A former Yarmouth County woman whose family has been on lockdown in their Moncton home since events started to unfold Wednesday night says there will now forever be a sense of “innocence lost” in the place her family calls home.
Audrey Vaughan, who lives in Moncton with her husband Jim and their son Jimmy, spoke to the Yarmouth Vanguard Thursday morning as they were still under lockdown inside their home, waiting for an RCMP manhunt of a shooting suspect to end.
The 24-year-old suspect is said to be responsible for the shooting deaths of three RCMP officers and the wounding of two others. The police released a news photograph of the suspect, showing him armed with weapons and dressed in camouflage. Since last evening the police were telling people to lock their doors and windows and stay inside their homes.
The Vaughan family’s home is located within the barricaded area, or the “red zone” as she called it. Audrey Vaughan said Thursday morning it has been a very frightening and unsettling experience.
“We’re on Evergreen, which is the very edge of the lockdown area, but I keep looking at the news and where the armoured trucks are going, if you didn’t have to take streets, it’s really not far from us,” she said. “We live across the road from the school and if we just cut through the school property and walked through people’s backyards, it’s just a few streets over.”
There was little sleep to be had in the Vaughan household overnight, she said.
“We’ve been listening to the helicopter go all night long. Each time a car went by, I’d look at the window and at one point, probably 2:30 this morning, we had a fire truck going by with a spotlight shining in the area and then a police car right behind it,” she said. “There’s just so many little patches of wooded areas and green space, and he knows the area, he’s from here. Any little noise and you’re looking out the window.”
She said people reported having seen the suspect walking through their yards.
“People started calling 911 and when the cops showed up he opened fire,” Vaughan said.
As the residential lockdown continued Thursday morning, the entire city of Moncton was in a holding pattern as well. Businesses stayed closed. Schools were closed as well.
“This morning the school bell went off and I thought, right now that sound just seems so out of place, because it’s so quiet,” Vaughan said.
She said her family had spent the night and morning just trying to stay updated with the news.
“It’s just such an unreal and uneasy feeling,” she said Thursday morning, saying she just wanted the situation to end.
“Hopefully they find him soon and there are no more casualties. Just find him, and part of me is saying dead or alive, I really don’t care at this point, and I’m usually not one of those people, but that was my thing this morning. Just find him.”
Vaughan explained that as events started to unfold Wednesday evening her teenage son Jimmie had been home alone.
“He had been out at the school and a woman pulled in and she said, ‘Get inside the school,’ she had just witnessed the shooting,” Vaughan said. “Since we live right across the road he went home and called me and said you guys have to get home.”
She and her husband were only a short distance away so she want home first. She said in the short time it took her to get home barricades were already going up, rerouting traffic.

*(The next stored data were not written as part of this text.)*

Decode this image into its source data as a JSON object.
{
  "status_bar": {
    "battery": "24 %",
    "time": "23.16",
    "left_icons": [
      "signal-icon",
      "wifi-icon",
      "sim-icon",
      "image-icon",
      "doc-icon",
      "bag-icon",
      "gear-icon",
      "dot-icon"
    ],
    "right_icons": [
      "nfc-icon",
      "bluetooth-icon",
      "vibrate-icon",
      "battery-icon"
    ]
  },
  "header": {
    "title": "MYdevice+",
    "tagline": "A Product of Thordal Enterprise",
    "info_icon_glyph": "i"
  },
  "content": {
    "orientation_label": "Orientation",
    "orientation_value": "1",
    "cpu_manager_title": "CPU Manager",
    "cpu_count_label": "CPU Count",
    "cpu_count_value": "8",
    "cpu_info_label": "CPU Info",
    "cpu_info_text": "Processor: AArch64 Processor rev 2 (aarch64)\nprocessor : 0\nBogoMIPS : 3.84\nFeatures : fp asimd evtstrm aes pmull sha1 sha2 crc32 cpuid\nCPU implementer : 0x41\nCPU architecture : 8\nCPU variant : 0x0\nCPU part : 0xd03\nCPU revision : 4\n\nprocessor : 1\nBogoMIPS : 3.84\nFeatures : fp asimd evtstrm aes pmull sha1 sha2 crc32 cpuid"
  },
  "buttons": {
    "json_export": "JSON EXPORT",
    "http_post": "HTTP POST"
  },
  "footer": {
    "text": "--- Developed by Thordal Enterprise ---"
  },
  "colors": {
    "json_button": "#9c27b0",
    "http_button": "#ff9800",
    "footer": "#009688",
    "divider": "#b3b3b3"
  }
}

As frightening as the situation has been for residents, Vaughan says it is incredibly sad to think about the RCMP officers who lost their lives in the line of duty, and to think about their families and their fellow RCMP members.

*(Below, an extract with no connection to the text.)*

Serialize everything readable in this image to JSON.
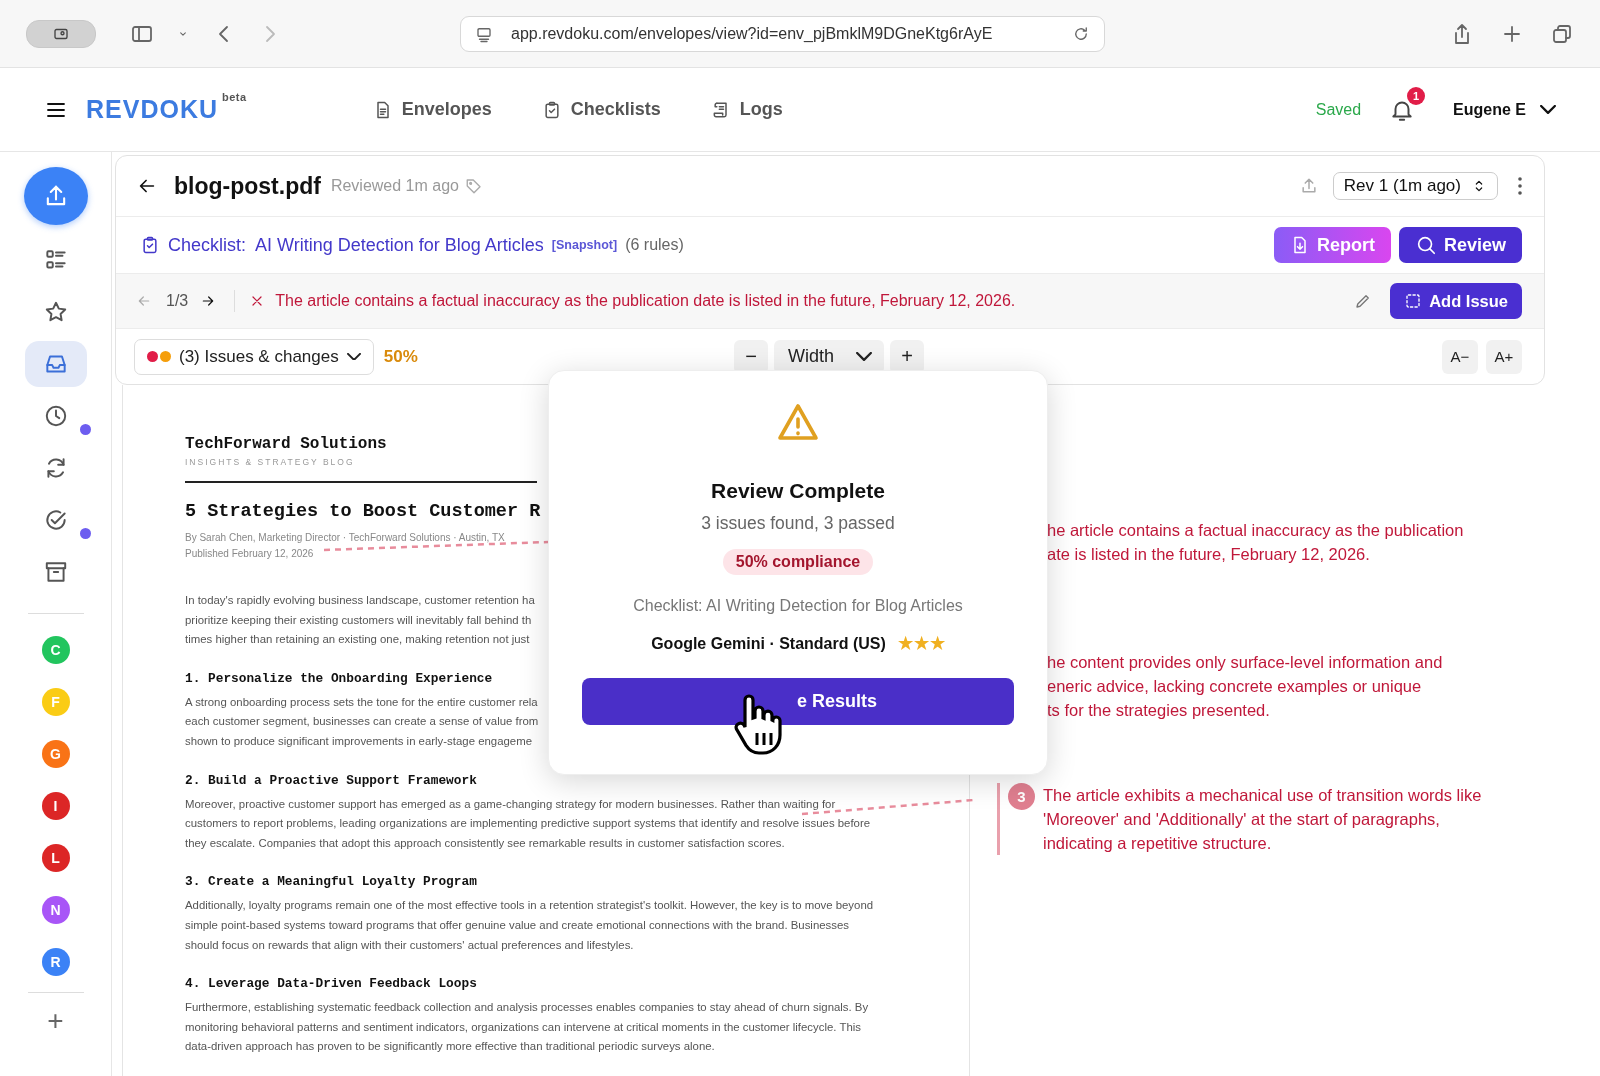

“My heart just broke. I do have a friend who is with the Codiac RCMP and I’ve been messaging him through the night. I just can’t imagine. When you lose a colleague but then you have to stay on duty. What these people are doing right now is just amazing because they’ve got to put that grief aside.
“We’re just hoping that he’s found soon.”
Vaughan said friends and family from Yarmouth have been sending them messages to check in on them. She said her mother called Wednesday night and it took her a while to get through because she was getting the message, ‘Please try again, all circuits are busy.’
“When was the last time you had one of those messages? Obviously the phone lines lit up,” Vaughan said. “It’s got to be hard for people who are away and wondering about those of us who are here.
"It’s just a really weird feeling," she added. "It’s like one of those innocence lost moments and Moncton, as beautiful as it is, it’s just not going to look the same again. That’s the hard part. He’s taken away something from all of us.”